During the 1990s, the section between Dulwich Hill and Rozelle also saw a considerable decline in traffic after handling of bulk grain moved to Port Kembla, Enfield yard was remodelled and marshaling of trains consolidated there, and operations at the Glebe Island and White Bay ports wound down. Rozelle yard became overgrown but was used intermittently for the storage of disused railway wagons and passenger carriages. Eventually, the sole traffic was a service to deliver cereals to Mungo Scott's flour mill at Summer Hill. In 2009, the mill relocated to Maldon and all traffic on the line ceased.

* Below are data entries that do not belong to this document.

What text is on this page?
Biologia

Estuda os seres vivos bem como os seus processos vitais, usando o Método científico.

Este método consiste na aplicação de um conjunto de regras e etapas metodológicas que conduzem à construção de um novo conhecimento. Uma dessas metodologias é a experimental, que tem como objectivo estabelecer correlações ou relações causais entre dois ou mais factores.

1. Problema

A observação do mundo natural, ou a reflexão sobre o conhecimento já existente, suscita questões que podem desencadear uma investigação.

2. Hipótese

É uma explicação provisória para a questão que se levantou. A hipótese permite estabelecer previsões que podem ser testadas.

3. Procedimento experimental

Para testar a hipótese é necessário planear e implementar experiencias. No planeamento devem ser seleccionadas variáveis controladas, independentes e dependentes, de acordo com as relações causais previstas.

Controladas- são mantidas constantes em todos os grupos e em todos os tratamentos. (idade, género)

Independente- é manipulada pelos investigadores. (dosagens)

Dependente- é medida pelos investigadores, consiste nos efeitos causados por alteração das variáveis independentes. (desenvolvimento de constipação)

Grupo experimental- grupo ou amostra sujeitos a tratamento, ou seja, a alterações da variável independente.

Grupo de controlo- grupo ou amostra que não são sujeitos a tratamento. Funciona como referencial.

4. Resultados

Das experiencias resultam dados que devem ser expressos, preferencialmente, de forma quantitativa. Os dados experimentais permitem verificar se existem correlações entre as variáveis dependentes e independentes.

In 2010, the NSW Government announced the Inner West Light Rail would be extended along the disused section from Lilyfield to Dulwich Hill. The extension opened on 27 March 2014.

===ARTC era===
In August 2004, the Australian Rail Track Corporation and RailCorp entered into an agreement for the ARTC to lease the Metropolitan Freight Network, specified as being the dedicated freight lines within the rail corridors:
- Sefton Park to Chullora
- Flemington South to Belmore
- Belmore to Marrickville (shared passenger and freight corridor – separate tracks)
- Marrickville to Port Botany and Dulwich Hill to Rozelle

In August 2012, RailCorp leased the Metropolitan Goods line from Port Botany to Enfield to the ARTC for 50 years.

In January 2013, the ARTC opened the Southern Sydney Freight Line; an extension to the dedicated freight network from the end of the Metropolitan Goods line at Sefton to Macarthur.

The loop between North Strathfield and Rhodes has been duplicated with an underpass as part of the Northern Sydney Freight Corridor works. The underpass opened in June 2015.

==Passenger stations==
Until their cessation in 1996, railway workers' trains operated from Canterbury to Enfield South, Enfield Loco, Delec and Hope Street.

==Railway tours==

Sydney Freight Network was used for a rail tour run by the Australian Railway Historical Society. During the tour, a CPH railmotor visited many parts of the network, including Campbelltown, Chullora Junction, and the Botany Line.

==In popular culture==

The Rozelle branch was used in 1998 for filming of the television mini-series The Day of the Roses, and depicting Chicago in the film The Matrix.